The PRO explained that it was not the customs job description to raise the foreign exchange rate but that of the central bank.

The N24 difference has been implemented on the customs system managed by Web Fontaine.

Commenting on the situation, Kayode Farinto, the Vice President of the Association of Nigerian Licensed Customs Agents, said the increase would further escalate inflation on import goods and hurt consumers’ buying power given the present economic situation.

An importer, Gboyega Adebari, who was shocked at the decision said stakeholders will be greatly affected by the decision.

According to him, “When we went to assess a job this morning, we were told that the exchange rate has been increased, though we have been expecting it, but we don’t expect that it would be so sudden. The implication of this on cargo clearance is that cost of clearance would increase by N24 difference.

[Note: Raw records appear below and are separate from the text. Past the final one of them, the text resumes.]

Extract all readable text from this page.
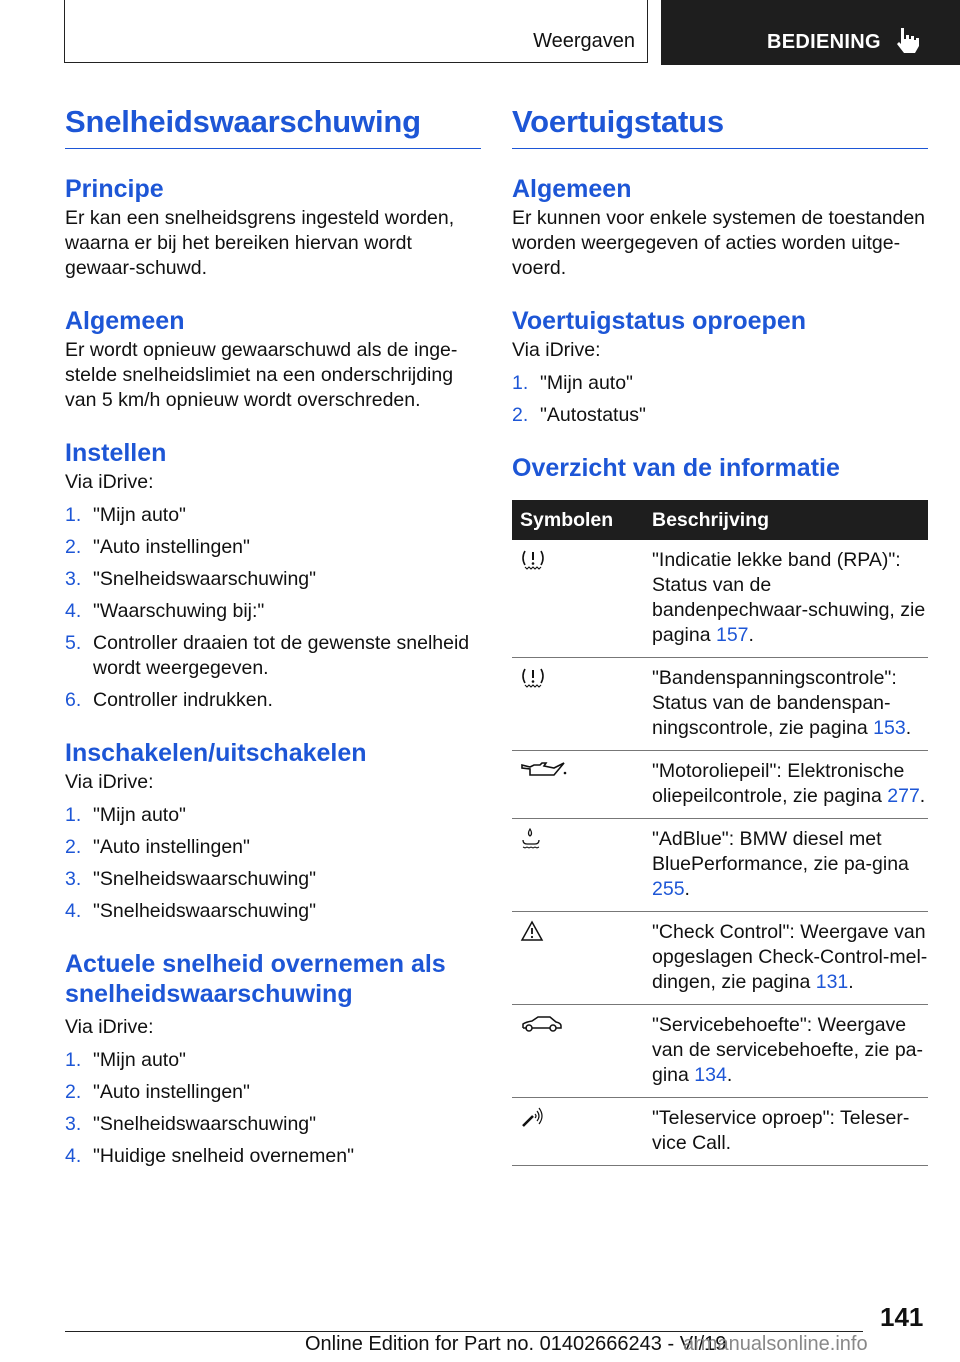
Weergaven	BEDIENING
Snelheidswaarschuwing
Principe

Er kan een snelheidsgrens ingesteld worden, waarna er bij het bereiken hiervan wordt gewaar-schuwd.

Algemeen

Er wordt opnieuw gewaarschuwd als de inge-stelde snelheidslimiet na een onderschrijding van 5 km/h opnieuw wordt overschreden.

Instellen

Via iDrive:

1. "Mijn auto"
2. "Auto instellingen"
3. "Snelheidswaarschuwing"
4. "Waarschuwing bij:"
5. Controller draaien tot de gewenste snelheid wordt weergegeven.
6. Controller indrukken.
Inschakelen/uitschakelen

Via iDrive:

1. "Mijn auto"
2. "Auto instellingen"
3. "Snelheidswaarschuwing"
4. "Snelheidswaarschuwing"
Actuele snelheid overnemen als snelheidswaarschuwing

Via iDrive:

1. "Mijn auto"
2. "Auto instellingen"
3. "Snelheidswaarschuwing"
4. "Huidige snelheid overnemen"
Voertuigstatus
Algemeen

Er kunnen voor enkele systemen de toestanden worden weergegeven of acties worden uitge-voerd.

Voertuigstatus oproepen

Via iDrive:

1. "Mijn auto"
2. "Autostatus"
Overzicht van de informatie
Symbolen	Beschrijving
	"Indicatie lekke band (RPA)": Status van de bandenpechwaar-schuwing, zie pagina 157.
	"Bandenspanningscontrole": Status van de bandenspan-ningscontrole, zie pagina 153.
	"Motoroliepeil": Elektronische oliepeilcontrole, zie pagina 277.
	"AdBlue": BMW diesel met BluePerformance, zie pa-gina 255.
	"Check Control": Weergave van opgeslagen Check-Control-mel-dingen, zie pagina 131.
	"Servicebehoefte": Weergave van de servicebehoefte, zie pa-gina 134.
	"Teleservice oproep": Teleser-vice Call.
141
Online Edition for Part no. 01402666243 - VI/19
armanualsonline.info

“The cargoes that already enroute Nigeria would also be affected, the jobs that we want to clear this morning were affected.

“When you go back to the importer and request for money, they will tell you there is no notification of increase from customs, so the freight forwarders are the ones that would bear the additional cost.”

Naira plunged to N502 against the United States Dollar at the parallel market on Wednesday and traded at N715 to a British Pound and N605 against the European common currency, Euro.